The environmental conditions that support life on Earth arise from a complex interactive web of chemical, biological, and physical processes. As a biogeochemist, I study how these processes affect elements as they flow through ecosystems. Knowledge of fundamental biogeochemical cycles and how they respond to perturbations is essential for understanding how human activity is affecting climate and air, water and soil quality.

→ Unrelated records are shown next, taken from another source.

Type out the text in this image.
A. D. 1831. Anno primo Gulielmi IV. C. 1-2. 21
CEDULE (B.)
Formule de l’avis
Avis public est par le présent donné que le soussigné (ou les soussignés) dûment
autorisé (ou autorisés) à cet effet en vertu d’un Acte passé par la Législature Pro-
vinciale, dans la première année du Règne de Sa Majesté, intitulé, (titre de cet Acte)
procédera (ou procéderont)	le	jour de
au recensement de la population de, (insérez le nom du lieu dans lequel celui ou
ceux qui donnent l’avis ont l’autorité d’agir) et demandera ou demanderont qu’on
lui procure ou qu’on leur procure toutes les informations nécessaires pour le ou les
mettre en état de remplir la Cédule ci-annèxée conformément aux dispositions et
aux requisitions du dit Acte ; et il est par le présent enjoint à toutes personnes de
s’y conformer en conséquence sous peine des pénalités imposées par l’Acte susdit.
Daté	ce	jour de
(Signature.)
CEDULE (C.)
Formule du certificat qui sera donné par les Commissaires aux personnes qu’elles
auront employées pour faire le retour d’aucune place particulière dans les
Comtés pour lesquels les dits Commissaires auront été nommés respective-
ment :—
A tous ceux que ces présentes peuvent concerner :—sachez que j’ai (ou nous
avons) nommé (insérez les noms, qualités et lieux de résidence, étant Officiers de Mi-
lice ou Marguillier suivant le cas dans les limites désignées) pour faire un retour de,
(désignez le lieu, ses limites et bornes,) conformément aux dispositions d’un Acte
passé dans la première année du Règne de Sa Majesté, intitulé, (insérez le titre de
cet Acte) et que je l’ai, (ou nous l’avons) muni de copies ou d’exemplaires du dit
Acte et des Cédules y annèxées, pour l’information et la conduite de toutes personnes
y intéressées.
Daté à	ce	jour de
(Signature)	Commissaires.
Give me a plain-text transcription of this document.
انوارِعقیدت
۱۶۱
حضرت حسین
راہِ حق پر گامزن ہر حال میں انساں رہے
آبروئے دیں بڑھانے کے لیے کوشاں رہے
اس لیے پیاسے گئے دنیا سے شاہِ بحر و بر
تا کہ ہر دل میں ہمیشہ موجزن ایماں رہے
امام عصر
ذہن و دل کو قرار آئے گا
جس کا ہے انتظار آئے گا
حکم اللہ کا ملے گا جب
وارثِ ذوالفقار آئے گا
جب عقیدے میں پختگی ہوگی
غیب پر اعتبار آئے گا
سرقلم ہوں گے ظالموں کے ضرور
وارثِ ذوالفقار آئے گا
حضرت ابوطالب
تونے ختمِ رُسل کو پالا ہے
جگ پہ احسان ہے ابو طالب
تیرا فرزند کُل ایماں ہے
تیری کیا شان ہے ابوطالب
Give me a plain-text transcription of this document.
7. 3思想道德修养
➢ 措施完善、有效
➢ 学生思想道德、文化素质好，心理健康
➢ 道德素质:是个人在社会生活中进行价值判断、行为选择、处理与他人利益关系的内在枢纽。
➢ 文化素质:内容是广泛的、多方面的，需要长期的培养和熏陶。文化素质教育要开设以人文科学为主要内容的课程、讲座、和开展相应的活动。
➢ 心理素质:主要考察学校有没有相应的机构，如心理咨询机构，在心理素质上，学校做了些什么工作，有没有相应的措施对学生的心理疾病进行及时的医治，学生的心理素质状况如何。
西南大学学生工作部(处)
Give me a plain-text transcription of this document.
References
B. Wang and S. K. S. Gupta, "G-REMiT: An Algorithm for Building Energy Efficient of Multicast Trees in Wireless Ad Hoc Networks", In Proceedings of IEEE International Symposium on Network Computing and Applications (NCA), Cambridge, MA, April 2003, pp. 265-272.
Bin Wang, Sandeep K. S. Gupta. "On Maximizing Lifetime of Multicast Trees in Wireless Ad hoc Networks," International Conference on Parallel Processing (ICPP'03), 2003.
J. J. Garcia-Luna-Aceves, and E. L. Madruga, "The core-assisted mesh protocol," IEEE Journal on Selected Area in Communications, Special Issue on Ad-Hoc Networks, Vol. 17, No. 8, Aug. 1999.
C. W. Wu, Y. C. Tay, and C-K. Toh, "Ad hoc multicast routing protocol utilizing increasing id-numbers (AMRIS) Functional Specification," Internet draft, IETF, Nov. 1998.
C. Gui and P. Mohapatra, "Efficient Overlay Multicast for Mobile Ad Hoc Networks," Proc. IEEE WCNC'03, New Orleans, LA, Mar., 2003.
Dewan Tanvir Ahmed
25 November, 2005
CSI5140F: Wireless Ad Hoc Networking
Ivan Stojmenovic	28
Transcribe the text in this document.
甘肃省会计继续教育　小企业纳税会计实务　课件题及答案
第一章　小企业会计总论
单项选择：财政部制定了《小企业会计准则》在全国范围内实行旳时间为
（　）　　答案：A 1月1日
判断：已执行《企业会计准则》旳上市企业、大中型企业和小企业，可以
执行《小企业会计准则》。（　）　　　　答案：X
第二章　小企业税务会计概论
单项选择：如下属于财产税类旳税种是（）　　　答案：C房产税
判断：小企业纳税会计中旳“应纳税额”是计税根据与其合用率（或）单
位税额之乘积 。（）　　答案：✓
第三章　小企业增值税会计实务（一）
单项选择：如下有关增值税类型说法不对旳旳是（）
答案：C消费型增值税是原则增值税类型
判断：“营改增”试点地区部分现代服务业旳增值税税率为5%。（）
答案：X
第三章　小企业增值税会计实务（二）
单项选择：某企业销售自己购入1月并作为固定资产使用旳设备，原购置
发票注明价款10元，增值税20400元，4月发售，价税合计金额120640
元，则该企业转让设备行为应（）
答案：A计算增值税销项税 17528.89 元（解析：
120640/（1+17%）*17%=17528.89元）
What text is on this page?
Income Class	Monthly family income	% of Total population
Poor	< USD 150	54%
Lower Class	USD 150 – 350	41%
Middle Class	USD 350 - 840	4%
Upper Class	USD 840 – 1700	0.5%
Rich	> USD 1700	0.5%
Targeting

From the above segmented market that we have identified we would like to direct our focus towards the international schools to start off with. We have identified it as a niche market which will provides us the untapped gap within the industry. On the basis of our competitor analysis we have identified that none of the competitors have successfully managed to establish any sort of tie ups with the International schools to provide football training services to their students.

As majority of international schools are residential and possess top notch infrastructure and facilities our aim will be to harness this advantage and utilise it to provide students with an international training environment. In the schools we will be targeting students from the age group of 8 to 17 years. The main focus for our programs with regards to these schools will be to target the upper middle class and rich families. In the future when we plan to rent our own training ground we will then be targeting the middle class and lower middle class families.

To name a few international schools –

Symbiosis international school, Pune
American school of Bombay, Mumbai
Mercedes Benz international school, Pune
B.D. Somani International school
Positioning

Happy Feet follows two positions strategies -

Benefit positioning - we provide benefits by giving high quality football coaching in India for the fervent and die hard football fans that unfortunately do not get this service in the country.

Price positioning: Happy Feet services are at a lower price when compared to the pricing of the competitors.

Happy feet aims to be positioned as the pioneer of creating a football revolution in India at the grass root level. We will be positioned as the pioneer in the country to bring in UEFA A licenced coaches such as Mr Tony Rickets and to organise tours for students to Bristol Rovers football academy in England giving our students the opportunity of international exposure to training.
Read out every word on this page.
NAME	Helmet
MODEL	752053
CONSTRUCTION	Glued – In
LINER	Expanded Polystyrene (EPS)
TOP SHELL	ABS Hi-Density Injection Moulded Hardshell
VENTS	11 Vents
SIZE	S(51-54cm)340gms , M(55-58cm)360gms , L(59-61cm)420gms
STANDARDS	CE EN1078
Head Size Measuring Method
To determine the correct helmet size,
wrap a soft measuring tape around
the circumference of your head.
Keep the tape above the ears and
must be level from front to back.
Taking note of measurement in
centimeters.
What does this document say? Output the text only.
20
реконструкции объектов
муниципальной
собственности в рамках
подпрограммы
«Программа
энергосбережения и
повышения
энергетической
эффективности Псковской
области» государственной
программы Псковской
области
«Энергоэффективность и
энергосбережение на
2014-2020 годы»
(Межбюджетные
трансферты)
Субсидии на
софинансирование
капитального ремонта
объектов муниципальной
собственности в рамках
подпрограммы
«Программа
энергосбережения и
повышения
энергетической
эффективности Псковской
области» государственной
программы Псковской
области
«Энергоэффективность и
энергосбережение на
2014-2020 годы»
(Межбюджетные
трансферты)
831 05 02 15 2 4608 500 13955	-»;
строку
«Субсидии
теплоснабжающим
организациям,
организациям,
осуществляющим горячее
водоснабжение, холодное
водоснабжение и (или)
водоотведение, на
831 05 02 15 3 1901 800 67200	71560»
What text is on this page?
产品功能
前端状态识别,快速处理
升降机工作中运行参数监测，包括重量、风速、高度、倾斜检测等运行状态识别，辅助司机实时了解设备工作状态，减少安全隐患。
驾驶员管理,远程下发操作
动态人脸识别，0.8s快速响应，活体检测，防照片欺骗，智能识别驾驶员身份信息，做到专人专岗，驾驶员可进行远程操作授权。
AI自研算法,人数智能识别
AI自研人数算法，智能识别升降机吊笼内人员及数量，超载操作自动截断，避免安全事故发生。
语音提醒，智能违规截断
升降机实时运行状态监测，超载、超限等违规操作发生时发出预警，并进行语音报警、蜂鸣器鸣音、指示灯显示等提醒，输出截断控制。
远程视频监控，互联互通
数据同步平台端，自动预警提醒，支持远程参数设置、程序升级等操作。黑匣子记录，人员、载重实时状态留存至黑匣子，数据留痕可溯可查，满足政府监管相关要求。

I am particularly interested in the biogeochemical cycles of iodine, carbon, and trace metals. I use a wide range of analytical techniques to measure concentrations and chemical forms of these elements in air and water, and study how they are modified by plants, algae and other microorganisms. A long running theme is the role phytoplankton and macroalgae play in controlling iodine speciation in the ocean. This is important because certain forms of iodine (iodide, I-) remove ozone, a pollutant gas, from the lower atmosphere through reactions at the sea surface. I am also interested in the composition of dissolved organic carbon. Detailed molecular fingerprints are obtained using high resolution mass spectrometry, and features with potential to affect air quality and climate identified.
Recently, I have expanded my research interests to include biogeochemical processes in designed landscapes and horticultural situations, and am currently examining the impact of urban green infrastructure such as living walls on air and water quality, in a project supported by the York Environmental Sustainability Institute.